As the historian John Gillingham points out, this phrase doesn’t necessarily suggest sex; Ralph of Diceto uses the same wording to describe Henry the Younger’s amicable relationship with his father in 1175. Rather, Richard and Philip had identified with each other. Their cause was the same: both of them wanted Richard to inherit the throne of England.

After Henry the Younger’s death, Henry II had not settled on one of his surviving sons as heir. Geoffrey had died in 1186, accidentally killed at a jousting tournament. Richard, the natural choice, was still fiercely loyal to Eleanor and hostile to his father; Henry had not forgotten Richard’s long holdout in Poitiers, back in 1174. John, on the other hand, had been young enough during that earlier rebellion to escape full blame and seemed to be rising in Henry’s estimation. Henry had already named him Lord of Ireland, intending to give him the kingship of the Irish lands.

Richard, watching his father shower John with favors, could see his throne slipping away. So could Philip II, who wanted the Western Frankish lands bordering his own governed by a sympathetic king of England, not a mere duke subject to a younger brother’s decrees.

In the fall of 1188, Philip and Richard together summoned Henry to a conference at Bonsmoulins, on the eastern edge of Normandy.

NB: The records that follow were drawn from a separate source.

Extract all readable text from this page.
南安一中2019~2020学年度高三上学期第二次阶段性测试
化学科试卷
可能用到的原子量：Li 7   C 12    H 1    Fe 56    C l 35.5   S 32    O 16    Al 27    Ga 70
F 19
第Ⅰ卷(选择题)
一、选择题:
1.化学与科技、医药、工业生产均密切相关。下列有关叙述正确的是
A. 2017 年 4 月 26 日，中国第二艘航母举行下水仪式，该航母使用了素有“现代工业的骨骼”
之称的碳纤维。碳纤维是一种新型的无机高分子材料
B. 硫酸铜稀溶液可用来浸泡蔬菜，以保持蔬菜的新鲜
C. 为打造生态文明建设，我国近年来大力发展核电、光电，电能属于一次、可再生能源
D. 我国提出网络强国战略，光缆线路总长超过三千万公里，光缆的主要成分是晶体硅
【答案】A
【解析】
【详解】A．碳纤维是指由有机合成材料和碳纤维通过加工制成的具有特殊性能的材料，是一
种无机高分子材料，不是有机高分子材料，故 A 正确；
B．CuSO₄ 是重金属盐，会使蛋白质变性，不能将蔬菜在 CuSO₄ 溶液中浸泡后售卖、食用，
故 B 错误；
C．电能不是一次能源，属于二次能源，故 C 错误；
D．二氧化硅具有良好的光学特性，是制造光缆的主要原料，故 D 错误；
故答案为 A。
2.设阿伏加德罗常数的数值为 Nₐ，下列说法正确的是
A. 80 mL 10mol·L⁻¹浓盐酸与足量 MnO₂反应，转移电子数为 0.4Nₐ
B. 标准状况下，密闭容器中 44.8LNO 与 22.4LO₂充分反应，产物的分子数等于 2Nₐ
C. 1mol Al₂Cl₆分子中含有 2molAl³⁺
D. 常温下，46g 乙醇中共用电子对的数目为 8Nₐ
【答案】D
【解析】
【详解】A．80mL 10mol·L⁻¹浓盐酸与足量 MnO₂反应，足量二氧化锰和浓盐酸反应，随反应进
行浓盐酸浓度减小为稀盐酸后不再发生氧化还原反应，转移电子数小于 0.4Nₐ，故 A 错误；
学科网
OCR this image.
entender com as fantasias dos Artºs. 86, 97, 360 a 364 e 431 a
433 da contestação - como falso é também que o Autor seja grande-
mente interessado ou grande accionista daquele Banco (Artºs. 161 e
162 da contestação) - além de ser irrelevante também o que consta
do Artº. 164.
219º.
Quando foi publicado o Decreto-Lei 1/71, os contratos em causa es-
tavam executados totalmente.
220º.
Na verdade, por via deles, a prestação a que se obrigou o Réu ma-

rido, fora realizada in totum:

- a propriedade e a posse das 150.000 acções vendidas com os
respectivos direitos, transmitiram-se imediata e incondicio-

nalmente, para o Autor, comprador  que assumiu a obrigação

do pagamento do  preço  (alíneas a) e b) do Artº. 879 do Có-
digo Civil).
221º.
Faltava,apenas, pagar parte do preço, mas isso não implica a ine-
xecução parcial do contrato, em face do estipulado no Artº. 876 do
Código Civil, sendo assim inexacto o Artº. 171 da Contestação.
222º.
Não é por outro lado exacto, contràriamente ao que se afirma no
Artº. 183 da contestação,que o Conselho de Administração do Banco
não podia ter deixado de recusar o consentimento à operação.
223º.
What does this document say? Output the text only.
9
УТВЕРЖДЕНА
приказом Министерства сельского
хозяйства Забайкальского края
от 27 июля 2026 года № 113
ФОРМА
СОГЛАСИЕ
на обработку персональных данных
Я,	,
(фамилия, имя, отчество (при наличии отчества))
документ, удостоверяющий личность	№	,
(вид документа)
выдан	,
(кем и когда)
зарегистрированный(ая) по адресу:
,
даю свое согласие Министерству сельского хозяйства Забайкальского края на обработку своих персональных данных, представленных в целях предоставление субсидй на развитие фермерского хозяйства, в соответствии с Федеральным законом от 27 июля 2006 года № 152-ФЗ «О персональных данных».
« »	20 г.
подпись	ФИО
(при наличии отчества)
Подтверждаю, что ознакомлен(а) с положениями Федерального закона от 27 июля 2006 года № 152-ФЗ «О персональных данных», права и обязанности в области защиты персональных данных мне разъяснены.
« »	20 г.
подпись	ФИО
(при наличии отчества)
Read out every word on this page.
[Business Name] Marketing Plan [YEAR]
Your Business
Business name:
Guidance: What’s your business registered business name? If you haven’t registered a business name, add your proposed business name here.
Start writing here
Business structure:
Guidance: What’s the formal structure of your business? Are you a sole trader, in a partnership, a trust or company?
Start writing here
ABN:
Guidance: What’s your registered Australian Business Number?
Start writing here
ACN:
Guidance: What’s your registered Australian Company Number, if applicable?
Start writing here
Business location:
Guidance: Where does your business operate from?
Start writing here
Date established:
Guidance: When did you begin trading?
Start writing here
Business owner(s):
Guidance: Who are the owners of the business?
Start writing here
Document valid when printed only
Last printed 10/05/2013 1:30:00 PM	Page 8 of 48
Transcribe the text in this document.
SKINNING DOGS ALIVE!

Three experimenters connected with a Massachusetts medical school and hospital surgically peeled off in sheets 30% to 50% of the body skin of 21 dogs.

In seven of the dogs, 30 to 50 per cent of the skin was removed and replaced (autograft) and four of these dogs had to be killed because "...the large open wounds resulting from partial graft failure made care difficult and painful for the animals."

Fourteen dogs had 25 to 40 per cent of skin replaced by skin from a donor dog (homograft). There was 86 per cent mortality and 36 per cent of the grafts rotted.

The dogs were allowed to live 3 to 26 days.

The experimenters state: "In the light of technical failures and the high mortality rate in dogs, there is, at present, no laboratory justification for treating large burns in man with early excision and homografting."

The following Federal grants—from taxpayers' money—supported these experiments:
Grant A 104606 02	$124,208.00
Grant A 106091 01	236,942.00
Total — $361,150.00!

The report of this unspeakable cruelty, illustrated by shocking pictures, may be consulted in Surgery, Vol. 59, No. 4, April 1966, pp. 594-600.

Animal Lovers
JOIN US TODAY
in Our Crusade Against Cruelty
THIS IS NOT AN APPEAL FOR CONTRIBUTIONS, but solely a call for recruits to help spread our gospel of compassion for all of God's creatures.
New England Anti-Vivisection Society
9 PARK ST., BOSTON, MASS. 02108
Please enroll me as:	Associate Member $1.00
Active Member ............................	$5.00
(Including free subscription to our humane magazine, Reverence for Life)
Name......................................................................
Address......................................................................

There they demanded that the king name Richard his heir and require the barons of England to swear loyalty to him at once.

Henry II refused. Now aged fifty-six, he had spent thirty-five years ruling both England and his family, rejecting all attempts to block his will, demolishing opposition, ignoring threats. He would not be bullied by his own son and Louis’s stripling successor.

According to onlookers, the conversation began to degenerate into shouts; and then, to drawn swords. No one struck, though. Instead, Richard turned his back on his father and went on his knees to Philip II, swearing homage to the king of France in place of his father.

That night, Henry sent the English knight William Marshal after Richard, hoping to persuade his son to return to England. But Richard had already left his quarters and could not be found. Marshal did make a new discovery: The night before, Richard had sent out perhaps two hundred letters. He was already raising his supporters to fight; he had never intended to make peace with his father.
3

Henry returned to England and, entirely abandoning his plans for crusade, began to prepare for all-out war instead. But over Christmas he began to grow ill. Contemporary chroniclers mention a fever, arthritis, and a fistula: most likely an abscessed anal gland, in itself miserable but not fatal, which eventually escalated into a septic infection and attacked the king’s joints. Over the next seven months, Henry became progressively sicker, even while he tried to prosecute the war against his son. Philip and Richard, aggressively pushing forward against the English-held lands, scored victory after victory. In July of 1189, so ill that he had to be supported by two of his knights in order to stay on his horse, Henry II agreed to meet the two rebels and yield to their demands. These had expanded: Henry was now required to give up any claim to the allegiance of all English knights who had gone over to Richard’s side.
*

Almost unable to stand, Henry took the required oaths and then came forward to give Richard the customary kiss of peace. Gerald de Barri, Henry’s royal clerk and chaplain, records that as the king kissed the air beside Richard’s ear, he whispered, “God grant that I may not die until I have had my revenge on you.”
4

Back at his headquarters in the castle of Chinon, Henry received the list of knights who had deserted his cause for Richard’s. At the head of the list was his son John. Until that moment, says Roger of Hoveden, Henry had not known that his favored son had crossed over to the enemy. “Surprised at this beyond measure,” Roger of Hoveden concludes, “[he] cursed the day on which he was born.” He had already lost the ability to stand. On his deathbed, he made his last confession; and on July 6, 1189, Henry II died in the thirty-fifth year of his reign.